Dr. Fauci on children returning to school, masks, vaccine
LEBANON, N.H. (WCAX) - Dr. Anthony Fauci, the country’s leading infectious disease specialist, says there should not be a one-size-fits-all model for kids returning to school.
Fauci, of the National Institute of Allergy and Infectious Diseases, weighed in on a wide range of coronavirus issues during a webinar Monday hosted by the Dartmouth-Hitchcock Medical Center.
Fauci was also asked questions about masks, viral transmission among kids, the region's aging and vulnerable population and a potential vaccine.
Phase three vaccine trials are currently underway and Fauci says he's cautiously optimistic that one could be available by late fall or early winter.
Of course, kids will likely be back in school by then. Fauci says the decision to reopen or close schools will depend on the circumstances on the ground.
"I think to say every child has to go back to school is not really realizing the fact that we have such a diversity of viral activity. There may some sections of the country where the viral activity is so low you don't have to do anything different, you can just send the children back to school," Fauci said.
Our Adam Sullivan was invited to join that webinar and has details and reaction.
The former dean of the medical school at Dartmouth actually taught Fauci decades ago. Of course, Fauci is now the country's most well-known infectious disease specialist.
"Wearing a mask, if you don't take the infection seriously, is a tough one to sell," Fauci said.
But Fauci says everyone should be taking the virus seriously.
The webinar comes as schools across the region are planning their reopening protocols.
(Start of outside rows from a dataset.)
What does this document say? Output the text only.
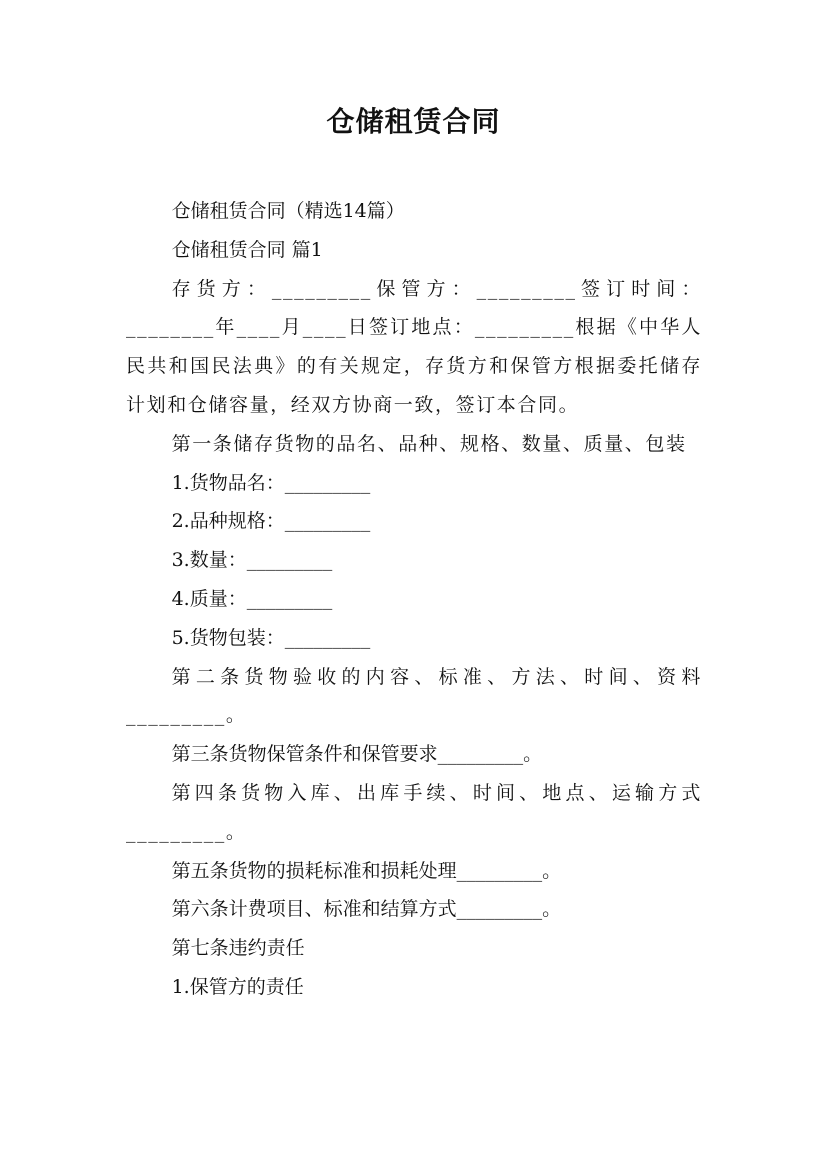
仓储租赁合同

仓储租赁合同（精选14篇）

仓储租赁合同 篇1

存货方：_________保管方：_________签订时间：________年____月____日签订地点：_________根据《中华人民共和国民法典》的有关规定，存货方和保管方根据委托储存计划和仓储容量，经双方协商一致，签订本合同。

第一条储存货物的品名、品种、规格、数量、质量、包装

1.货物品名：_________

2.品种规格：_________

3.数量：_________

4.质量：_________

5.货物包装：_________

第二条货物验收的内容、标准、方法、时间、资料_________。

第三条货物保管条件和保管要求_________。

第四条货物入库、出库手续、时间、地点、运输方式_________。

第五条货物的损耗标准和损耗处理_________。

第六条计费项目、标准和结算方式_________。

第七条违约责任

1.保管方的责任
Speaking broadly, Fauci says he supports kids going back to school for two main reasons.
"A, the detrimental effects on children who are kept out of school, psychological and otherwise, and B, the downstream unintended ripple effects that go beyond the children and go to the parents who may need to interrupt their work," he said.
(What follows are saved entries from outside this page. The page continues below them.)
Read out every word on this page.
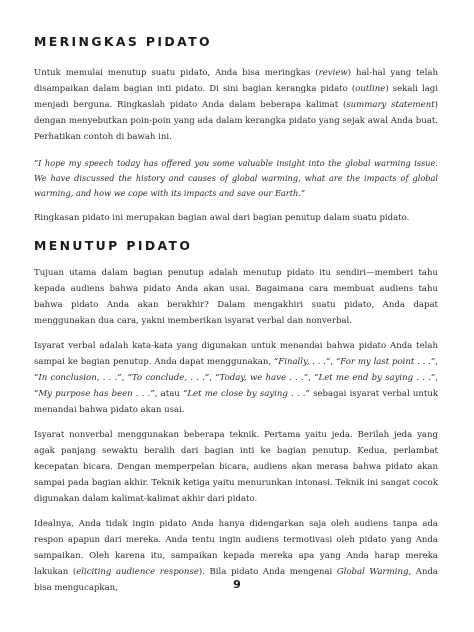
MERINGKAS PIDATO

Untuk memulai menutup suatu pidato, Anda bisa meringkas (review) hal-hal yang telah disampaikan dalam bagian inti pidato. Di sini bagian kerangka pidato (outline) sekali lagi menjadi berguna. Ringkaslah pidato Anda dalam beberapa kalimat (summary statement) dengan menyebutkan poin-poin yang ada dalam kerangka pidato yang sejak awal Anda buat. Perhatikan contoh di bawah ini.

“I hope my speech today has offered you some valuable insight into the global warming issue. We have discussed the history and causes of global warming, what are the impacts of global warming, and how we cope with its impacts and save our Earth.”

Ringkasan pidato ini merupakan bagian awal dari bagian penutup dalam suatu pidato.

MENUTUP PIDATO

Tujuan utama dalam bagian penutup adalah menutup pidato itu sendiri—memberi tahu kepada audiens bahwa pidato Anda akan usai. Bagaimana cara membuat audiens tahu bahwa pidato Anda akan berakhir? Dalam mengakhiri suatu pidato, Anda dapat menggunakan dua cara, yakni memberikan isyarat verbal dan nonverbal.

Isyarat verbal adalah kata-kata yang digunakan untuk menandai bahwa pidato Anda telah sampai ke bagian penutup. Anda dapat menggunakan, “Finally, . . .”, “For my last point . . .”, “In conclusion, . . .”, “To conclude, . . .”, “Today, we have . . .”, “Let me end by saying . . .”, “My purpose has been . . .”, atau “Let me close by saying . . .” sebagai isyarat verbal untuk menandai bahwa pidato akan usai.

Isyarat nonverbal menggunakan beberapa teknik. Pertama yaitu jeda. Berilah jeda yang agak panjang sewaktu beralih dari bagian inti ke bagian penutup. Kedua, perlambat kecepatan bicara. Dengan memperpelan bicara, audiens akan merasa bahwa pidato akan sampai pada bagian akhir. Teknik ketiga yaitu menurunkan intonasi. Teknik ini sangat cocok digunakan dalam kalimat-kalimat akhir dari pidato.

Idealnya, Anda tidak ingin pidato Anda hanya didengarkan saja oleh audiens tanpa ada respon apapun dari mereka. Anda tentu ingin audiens termotivasi oleh pidato yang Anda sampaikan. Oleh karena itu, sampaikan kepada mereka apa yang Anda harap mereka lakukan (eliciting audience response). Bila pidato Anda mengenai Global Warming, Anda bisa mengucapkan,	9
But Fauci says hot spots in some locations across the country will make reopening classrooms difficult.
Dartmouth-Hitchcock CEO Dr. Joanne Conroy told us after the webinar that the region's low infection rate is a good case for in-person learning.
"And frankly, you are only five once and there is a lot of socialization that is really important that happens at school. So we have to weigh the importance of getting kids back to social but also keeping them safe," Conroy said.
COVID-19 cases have been spiking in certain areas. Fauci told the medical center panelists the widespread nature of the pandemic makes it even more difficult to control.
"Nursing home outbreaks, which is confined, you know what it is. Prison outbreaks, confined, you know what it is. This is insidious, defuse community spread," Fauci said.
But he says there is potentially good news regarding a vaccine; the trials that are currently underway are showing promise. DHMC Epidemiologist Dr. Antonia Altomare says just having an effective vaccine is only a start.
"I think the bigger hurdle we are going to have once there is a vaccine available is really getting everyone vaccinated. We have had a lot of people sick in our country but it is nowhere near what we would need for natural immunity. So, I think the only thing to bolster that is a vaccine," Altomare said.
Fauci says people will still need to practice social distancing, good hand-washing and wear masks.
Looking forward, experts say the coronavirus will be in our lives, at some level, for a while.